The Main Components of a Working Setup
The bot. The market has consolidated around a relatively small number of well-regarded options. Nike Shoe Bot, Cybersole, Kodai, and Wrath are among the names that come up consistently for UK and European releases. Each has strengths on particular sites. Research which bot has the strongest track record on the specific retailers you are targeting rather than assuming the most expensive option is the best overall.
Proxies. Covered above, but worth repeating: residential or ISP proxies from a provider with a clean pool and genuine geographic coverage in your target market. Avoid free proxies entirely — they are either dead, shared with too many other users, or already banned.
Accounts. Many releases, particularly on Nike SNKRS and Adidas, require authenticated accounts to enter draws or complete purchases. Having multiple aged accounts — accounts that have been created and used over time rather than generated in bulk immediately before a drop — improves your odds on platforms that factor account history into draw entries. Account generation and management is its own discipline, but for beginners, the key point is that a bot without accounts is limited on the platforms that matter most.
Billing and shipping profiles. Your bot needs complete, accurate checkout profiles — payment details, shipping addresses, contact information — ready to go before a drop. Incomplete profiles cause checkout failures at the worst possible moment. Some bot users maintain multiple profiles across different cards and addresses to reduce the risk of payment flags.
What the Preparation Actually Looks Like
Success on a hyped drop is mostly determined before the drop starts.
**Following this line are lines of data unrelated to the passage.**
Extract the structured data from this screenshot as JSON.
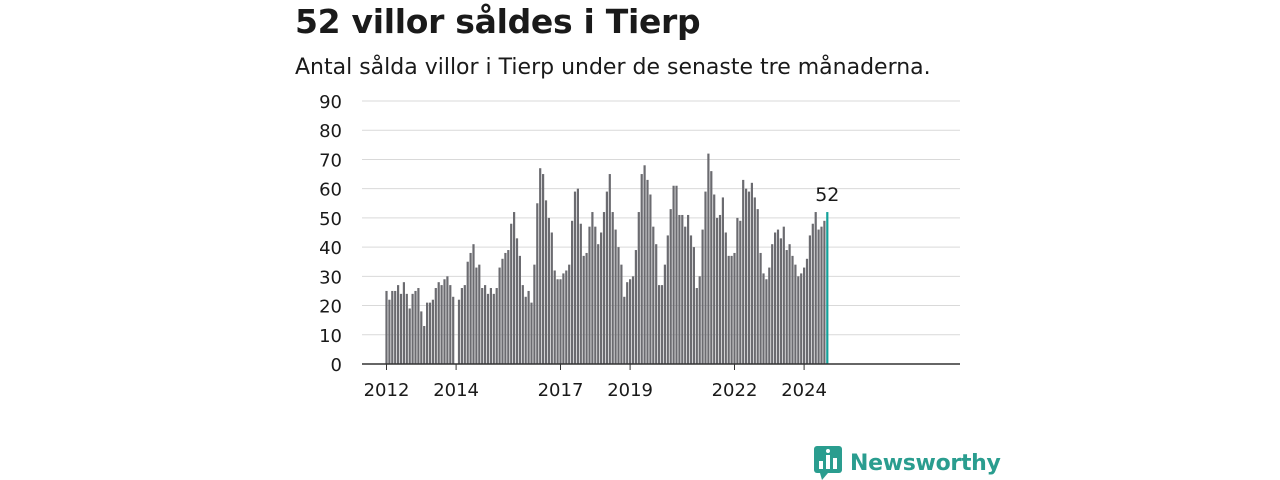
{
  "title": "52 villor såldes i Tierp",
  "subtitle": "Antal sålda villor i Tierp under de senaste tre månaderna.",
  "brand": {
    "name": "Newsworthy",
    "color": "#2a9d8f"
  },
  "colors": {
    "bar": "#6b6b70",
    "highlight": "#14a19a",
    "grid": "#d9d9d9",
    "axis": "#333333"
  },
  "chart_data": {
    "type": "bar",
    "title": "52 villor såldes i Tierp",
    "xlabel": "",
    "ylabel": "",
    "ylim": [
      0,
      90
    ],
    "yticks": [
      0,
      10,
      20,
      30,
      40,
      50,
      60,
      70,
      80,
      90
    ],
    "grid": true,
    "start": "2012-01",
    "frequency": "monthly",
    "xtick_labels": [
      {
        "label": "2012",
        "index": 0
      },
      {
        "label": "2014",
        "index": 24
      },
      {
        "label": "2017",
        "index": 60
      },
      {
        "label": "2019",
        "index": 84
      },
      {
        "label": "2022",
        "index": 120
      },
      {
        "label": "2024",
        "index": 144
      }
    ],
    "values": [
      25,
      22,
      25,
      25,
      27,
      24,
      28,
      24,
      19,
      24,
      25,
      26,
      18,
      13,
      21,
      21,
      22,
      26,
      28,
      27,
      29,
      30,
      27,
      23,
      0,
      22,
      26,
      27,
      35,
      38,
      41,
      33,
      34,
      26,
      27,
      24,
      26,
      24,
      26,
      33,
      36,
      38,
      39,
      48,
      52,
      43,
      37,
      27,
      23,
      25,
      21,
      34,
      55,
      67,
      65,
      56,
      50,
      45,
      32,
      29,
      29,
      31,
      32,
      34,
      49,
      59,
      60,
      48,
      37,
      38,
      47,
      52,
      47,
      41,
      45,
      52,
      59,
      65,
      52,
      46,
      40,
      34,
      23,
      28,
      29,
      30,
      39,
      52,
      65,
      68,
      63,
      58,
      47,
      41,
      27,
      27,
      34,
      44,
      53,
      61,
      61,
      51,
      51,
      47,
      51,
      44,
      40,
      26,
      30,
      46,
      59,
      72,
      66,
      58,
      50,
      51,
      57,
      45,
      37,
      37,
      38,
      50,
      49,
      63,
      60,
      59,
      62,
      57,
      53,
      38,
      31,
      29,
      33,
      41,
      45,
      46,
      43,
      47,
      39,
      41,
      37,
      34,
      30,
      31,
      33,
      36,
      44,
      48,
      52,
      46,
      47,
      49,
      52
    ],
    "highlight": {
      "index": 152,
      "label": "52",
      "value": 52
    }
  }
}
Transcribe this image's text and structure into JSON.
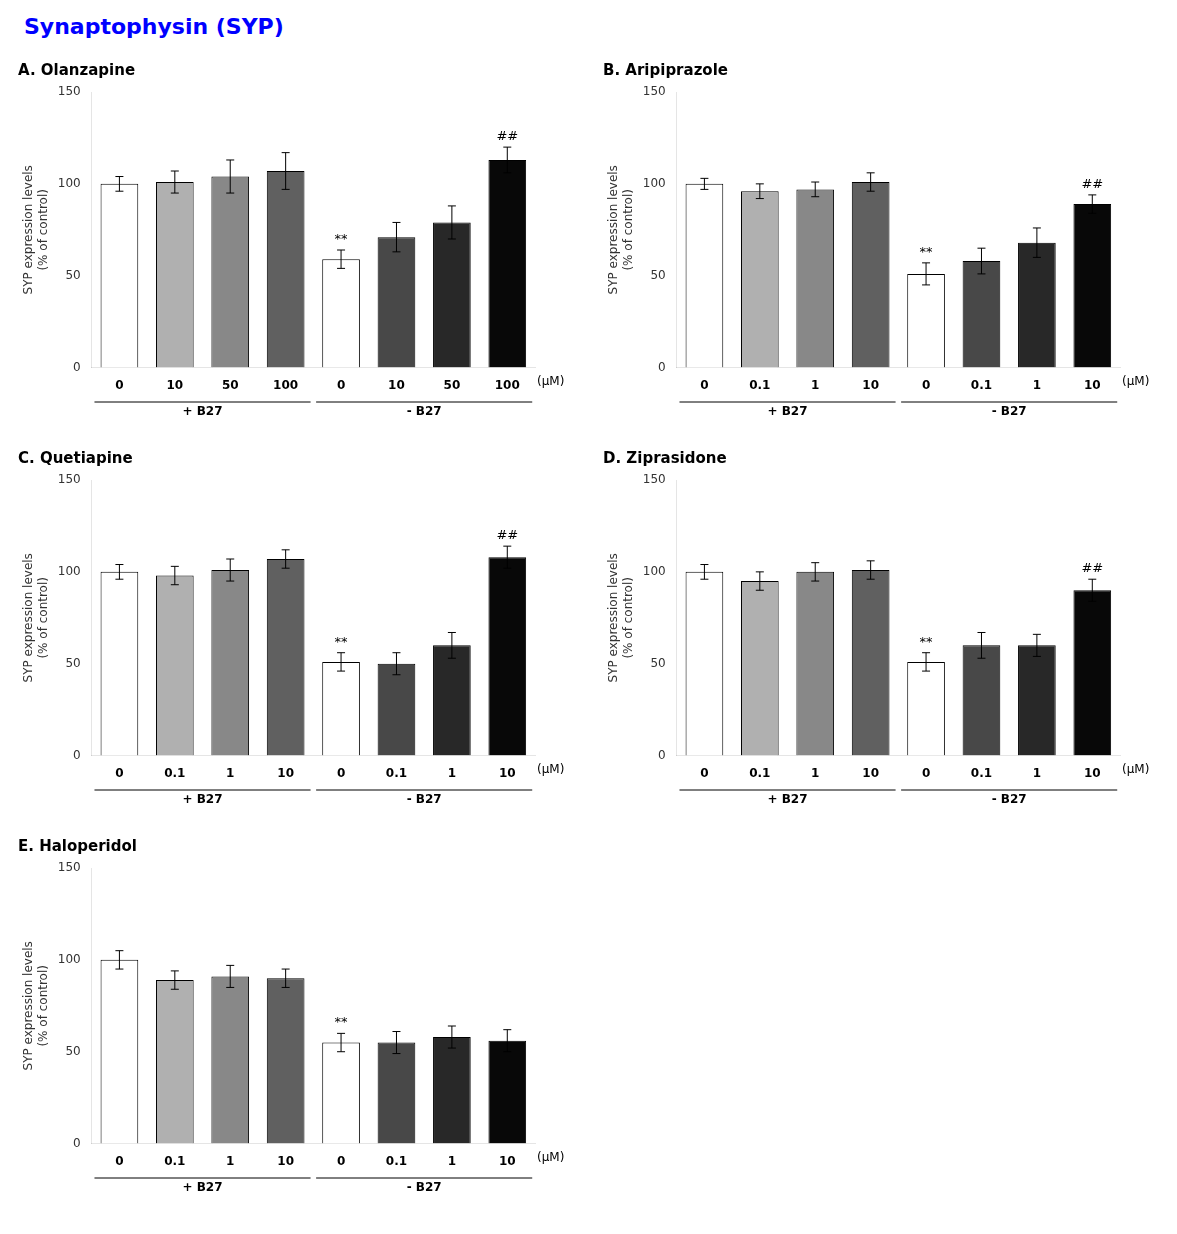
{
  "title": "Synaptophysin  (SYP)",
  "color": "blue",
  "chart_data": [
    {
      "type": "bar",
      "title": "A. Olanzapine",
      "categories": [
        "0",
        "10",
        "50",
        "100",
        "0",
        "10",
        "50",
        "100"
      ],
      "values": [
        100,
        101,
        104,
        107,
        59,
        71,
        79,
        113
      ],
      "errors": [
        4,
        6,
        9,
        10,
        5,
        8,
        9,
        7
      ],
      "colors": [
        "white",
        "#b0b0b0",
        "#888888",
        "#606060",
        "white",
        "#484848",
        "#282828",
        "#080808"
      ],
      "annotations": [
        {
          "index": 4,
          "text": "**"
        },
        {
          "index": 7,
          "text": "##"
        }
      ],
      "groups": [
        {
          "name": "+ B27",
          "size": 4
        },
        {
          "name": "- B27",
          "size": 4
        }
      ],
      "xlabel": "(μM)",
      "ylabel": "SYP expression levels\n(% of control)",
      "ylim": [
        0,
        150
      ],
      "yticks": [
        0,
        50,
        100,
        150
      ],
      "grid": false
    },
    {
      "type": "bar",
      "title": "B. Aripiprazole",
      "categories": [
        "0",
        "0.1",
        "1",
        "10",
        "0",
        "0.1",
        "1",
        "10"
      ],
      "values": [
        100,
        96,
        97,
        101,
        51,
        58,
        68,
        89
      ],
      "errors": [
        3,
        4,
        4,
        5,
        6,
        7,
        8,
        5
      ],
      "colors": [
        "white",
        "#b0b0b0",
        "#888888",
        "#606060",
        "white",
        "#484848",
        "#282828",
        "#080808"
      ],
      "annotations": [
        {
          "index": 4,
          "text": "**"
        },
        {
          "index": 7,
          "text": "##"
        }
      ],
      "groups": [
        {
          "name": "+ B27",
          "size": 4
        },
        {
          "name": "- B27",
          "size": 4
        }
      ],
      "xlabel": "(μM)",
      "ylabel": "SYP expression levels\n(% of control)",
      "ylim": [
        0,
        150
      ],
      "yticks": [
        0,
        50,
        100,
        150
      ],
      "grid": false
    },
    {
      "type": "bar",
      "title": "C. Quetiapine",
      "categories": [
        "0",
        "0.1",
        "1",
        "10",
        "0",
        "0.1",
        "1",
        "10"
      ],
      "values": [
        100,
        98,
        101,
        107,
        51,
        50,
        60,
        108
      ],
      "errors": [
        4,
        5,
        6,
        5,
        5,
        6,
        7,
        6
      ],
      "colors": [
        "white",
        "#b0b0b0",
        "#888888",
        "#606060",
        "white",
        "#484848",
        "#282828",
        "#080808"
      ],
      "annotations": [
        {
          "index": 4,
          "text": "**"
        },
        {
          "index": 7,
          "text": "##"
        }
      ],
      "groups": [
        {
          "name": "+ B27",
          "size": 4
        },
        {
          "name": "- B27",
          "size": 4
        }
      ],
      "xlabel": "(μM)",
      "ylabel": "SYP expression levels\n(% of control)",
      "ylim": [
        0,
        150
      ],
      "yticks": [
        0,
        50,
        100,
        150
      ],
      "grid": false
    },
    {
      "type": "bar",
      "title": "D. Ziprasidone",
      "categories": [
        "0",
        "0.1",
        "1",
        "10",
        "0",
        "0.1",
        "1",
        "10"
      ],
      "values": [
        100,
        95,
        100,
        101,
        51,
        60,
        60,
        90
      ],
      "errors": [
        4,
        5,
        5,
        5,
        5,
        7,
        6,
        6
      ],
      "colors": [
        "white",
        "#b0b0b0",
        "#888888",
        "#606060",
        "white",
        "#484848",
        "#282828",
        "#080808"
      ],
      "annotations": [
        {
          "index": 4,
          "text": "**"
        },
        {
          "index": 7,
          "text": "##"
        }
      ],
      "groups": [
        {
          "name": "+ B27",
          "size": 4
        },
        {
          "name": "- B27",
          "size": 4
        }
      ],
      "xlabel": "(μM)",
      "ylabel": "SYP expression levels\n(% of control)",
      "ylim": [
        0,
        150
      ],
      "yticks": [
        0,
        50,
        100,
        150
      ],
      "grid": false
    },
    {
      "type": "bar",
      "title": "E. Haloperidol",
      "categories": [
        "0",
        "0.1",
        "1",
        "10",
        "0",
        "0.1",
        "1",
        "10"
      ],
      "values": [
        100,
        89,
        91,
        90,
        55,
        55,
        58,
        56
      ],
      "errors": [
        5,
        5,
        6,
        5,
        5,
        6,
        6,
        6
      ],
      "colors": [
        "white",
        "#b0b0b0",
        "#888888",
        "#606060",
        "white",
        "#484848",
        "#282828",
        "#080808"
      ],
      "annotations": [
        {
          "index": 4,
          "text": "**"
        }
      ],
      "groups": [
        {
          "name": "+ B27",
          "size": 4
        },
        {
          "name": "- B27",
          "size": 4
        }
      ],
      "xlabel": "(μM)",
      "ylabel": "SYP expression levels\n(% of control)",
      "ylim": [
        0,
        150
      ],
      "yticks": [
        0,
        50,
        100,
        150
      ],
      "grid": false
    }
  ]
}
The checklist that serious bot users work through in the days before a release covers: confirming the drop time and format (immediate purchase, draw, or queue), checking which retailers are carrying the release and in what quantities, loading and testing tasks in the bot, verifying that proxies are working and not banned on target sites, and confirming that accounts are in good standing.
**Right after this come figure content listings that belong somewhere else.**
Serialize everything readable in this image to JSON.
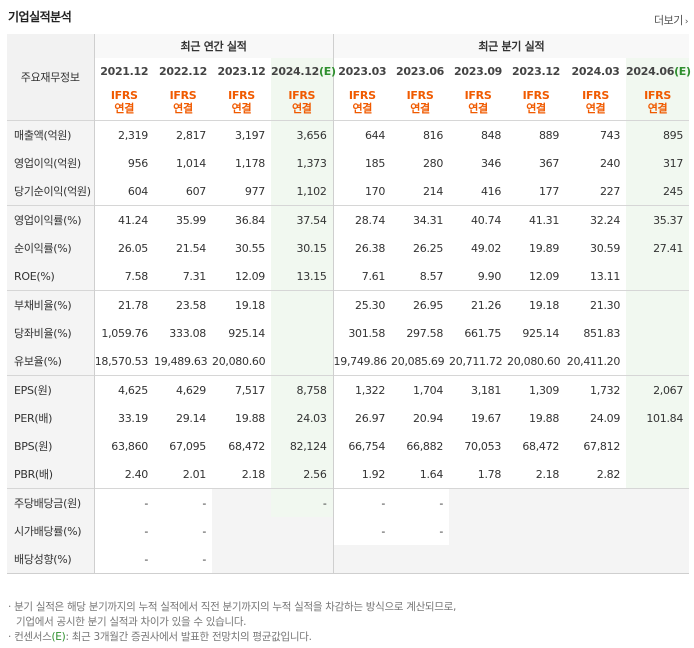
{
  "title": "기업실적분석",
  "more_label": "더보기",
  "header": {
    "row_label": "주요재무정보",
    "annual_group": "최근 연간 실적",
    "quarter_group": "최근 분기 실적",
    "periods": [
      "2021.12",
      "2022.12",
      "2023.12",
      "2024.12",
      "2023.03",
      "2023.06",
      "2023.09",
      "2023.12",
      "2024.03",
      "2024.06"
    ],
    "est_mark": "(E)",
    "ifrs_top": "IFRS",
    "ifrs_bottom": "연결"
  },
  "rows": [
    {
      "label": "매출액(억원)",
      "values": [
        "2,319",
        "2,817",
        "3,197",
        "3,656",
        "644",
        "816",
        "848",
        "889",
        "743",
        "895"
      ]
    },
    {
      "label": "영업이익(억원)",
      "values": [
        "956",
        "1,014",
        "1,178",
        "1,373",
        "185",
        "280",
        "346",
        "367",
        "240",
        "317"
      ]
    },
    {
      "label": "당기순이익(억원)",
      "values": [
        "604",
        "607",
        "977",
        "1,102",
        "170",
        "214",
        "416",
        "177",
        "227",
        "245"
      ]
    },
    {
      "label": "영업이익률(%)",
      "values": [
        "41.24",
        "35.99",
        "36.84",
        "37.54",
        "28.74",
        "34.31",
        "40.74",
        "41.31",
        "32.24",
        "35.37"
      ]
    },
    {
      "label": "순이익률(%)",
      "values": [
        "26.05",
        "21.54",
        "30.55",
        "30.15",
        "26.38",
        "26.25",
        "49.02",
        "19.89",
        "30.59",
        "27.41"
      ]
    },
    {
      "label": "ROE(%)",
      "values": [
        "7.58",
        "7.31",
        "12.09",
        "13.15",
        "7.61",
        "8.57",
        "9.90",
        "12.09",
        "13.11",
        ""
      ]
    },
    {
      "label": "부채비율(%)",
      "values": [
        "21.78",
        "23.58",
        "19.18",
        "",
        "25.30",
        "26.95",
        "21.26",
        "19.18",
        "21.30",
        ""
      ]
    },
    {
      "label": "당좌비율(%)",
      "values": [
        "1,059.76",
        "333.08",
        "925.14",
        "",
        "301.58",
        "297.58",
        "661.75",
        "925.14",
        "851.83",
        ""
      ]
    },
    {
      "label": "유보율(%)",
      "values": [
        "18,570.53",
        "19,489.63",
        "20,080.60",
        "",
        "19,749.86",
        "20,085.69",
        "20,711.72",
        "20,080.60",
        "20,411.20",
        ""
      ]
    },
    {
      "label": "EPS(원)",
      "values": [
        "4,625",
        "4,629",
        "7,517",
        "8,758",
        "1,322",
        "1,704",
        "3,181",
        "1,309",
        "1,732",
        "2,067"
      ]
    },
    {
      "label": "PER(배)",
      "values": [
        "33.19",
        "29.14",
        "19.88",
        "24.03",
        "26.97",
        "20.94",
        "19.67",
        "19.88",
        "24.09",
        "101.84"
      ]
    },
    {
      "label": "BPS(원)",
      "values": [
        "63,860",
        "67,095",
        "68,472",
        "82,124",
        "66,754",
        "66,882",
        "70,053",
        "68,472",
        "67,812",
        ""
      ]
    },
    {
      "label": "PBR(배)",
      "values": [
        "2.40",
        "2.01",
        "2.18",
        "2.56",
        "1.92",
        "1.64",
        "1.78",
        "2.18",
        "2.82",
        ""
      ]
    },
    {
      "label": "주당배당금(원)",
      "values": [
        "-",
        "-",
        "",
        "-",
        "-",
        "-",
        "",
        "",
        "",
        ""
      ]
    },
    {
      "label": "시가배당률(%)",
      "values": [
        "-",
        "-",
        "",
        "",
        "-",
        "-",
        "",
        "",
        "",
        ""
      ]
    },
    {
      "label": "배당성향(%)",
      "values": [
        "-",
        "-",
        "",
        "",
        "",
        "",
        "",
        "",
        "",
        ""
      ]
    }
  ],
  "notes": {
    "line1": "· 분기 실적은 해당 분기까지의 누적 실적에서 직전 분기까지의 누적 실적을 차감하는 방식으로 계산되므로,",
    "line2": "기업에서 공시한 분기 실적과 차이가 있을 수 있습니다.",
    "line3_prefix": "· 컨센서스",
    "line3_mark": "(E)",
    "line3_suffix": ": 최근 3개월간 증권사에서 발표한 전망치의 평균값입니다."
  },
  "colors": {
    "ifrs": "#f05a00",
    "estimate": "#2f8f2f",
    "estimate_bg": "#f1f8f0"
  }
}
The testing step is frequently skipped by beginners and frequently cited by experienced users as one of the most important parts of the process. Running a test task against the retailer’s site — not during the drop, but in the days before — confirms that your proxy and account combination can reach the site cleanly and complete the checkout flow without triggering detection. A proxy that works fine on one retailer may be flagged on another. Finding this out before the drop costs nothing. Finding it out during the drop costs the cop.
Honest Expectations
None of this guarantees success. The retailers are not standing still, and neither are their bot detection systems. A setup that works well on one release may need adjusting for the next. Proxy pools that are clean today accumulate bans over time and need refreshing. Bot updates arrive regularly and sometimes break existing task configurations.
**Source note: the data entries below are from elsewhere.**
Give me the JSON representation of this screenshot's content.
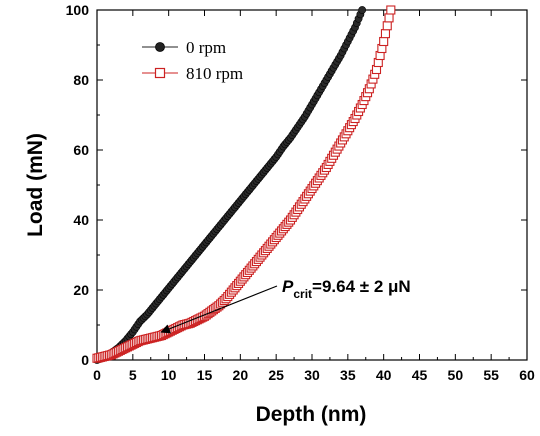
{
  "chart_data": {
    "type": "scatter",
    "xlabel": "Depth (nm)",
    "ylabel": "Load (mN)",
    "xlim": [
      0,
      60
    ],
    "ylim": [
      0,
      100
    ],
    "xticks": [
      0,
      5,
      10,
      15,
      20,
      25,
      30,
      35,
      40,
      45,
      50,
      55,
      60
    ],
    "yticks": [
      0,
      20,
      40,
      60,
      80,
      100
    ],
    "grid": false,
    "legend_position": "top-left",
    "series": [
      {
        "name": "0 rpm",
        "marker": "filled-circle",
        "color": "#222222",
        "x": [
          0,
          1,
          2,
          3,
          4,
          5,
          6,
          7,
          8,
          9,
          10,
          11,
          12,
          13,
          14,
          15,
          16,
          17,
          18,
          19,
          20,
          21,
          22,
          23,
          24,
          25,
          26,
          27,
          28,
          29,
          30,
          31,
          32,
          33,
          34,
          35,
          36,
          37
        ],
        "y": [
          0,
          0.8,
          2,
          3.5,
          5.5,
          8,
          11,
          13,
          15.5,
          18,
          20.5,
          23,
          25.5,
          28,
          30.5,
          33,
          35.5,
          38,
          40.5,
          43,
          45.5,
          48,
          50.5,
          53,
          55.5,
          58,
          61,
          63.5,
          66.5,
          69.5,
          73,
          76.5,
          80,
          83.5,
          87,
          91,
          95,
          100
        ]
      },
      {
        "name": "810 rpm",
        "marker": "open-square",
        "color": "#cc2222",
        "x": [
          0,
          1,
          2,
          3,
          4,
          5,
          6,
          7,
          8,
          9,
          10,
          11,
          12,
          13,
          14,
          15,
          16,
          17,
          18,
          19,
          20,
          21,
          22,
          23,
          24,
          25,
          26,
          27,
          28,
          29,
          30,
          31,
          32,
          33,
          34,
          35,
          36,
          37,
          38,
          39,
          40,
          41
        ],
        "y": [
          0.5,
          1,
          1.5,
          2.5,
          3.5,
          4.5,
          5.5,
          6,
          6.5,
          7,
          8,
          9,
          10,
          10.5,
          11.5,
          12.5,
          14,
          15.5,
          17.5,
          20,
          22.5,
          25,
          27.5,
          30,
          32.5,
          35,
          37.5,
          40,
          43,
          46,
          49,
          52,
          55,
          58.5,
          62,
          65.5,
          69,
          73,
          77.5,
          83,
          91,
          100
        ]
      }
    ],
    "annotation": {
      "symbol": "P",
      "subscript": "crit",
      "text": "=9.64 ± 2 μN",
      "arrow_to": [
        9,
        8
      ]
    }
  }
}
The people who consistently cop at scale treat this as an ongoing technical practice rather than a one-time setup. They monitor bot developer Discord servers for site-specific advice before drops, maintain relationships with proxy providers who communicate about pool quality, and review what worked and what did not after each release.
For a beginner, the realistic goal is not to match that level of operation immediately. It is to build a working setup, understand why each component matters, and develop enough familiarity with the process to improve it over time. The floor for entry has come down considerably as bot and proxy providers have made their tools more accessible.
The ceiling, as anyone watching the resale market already knows, remains very high.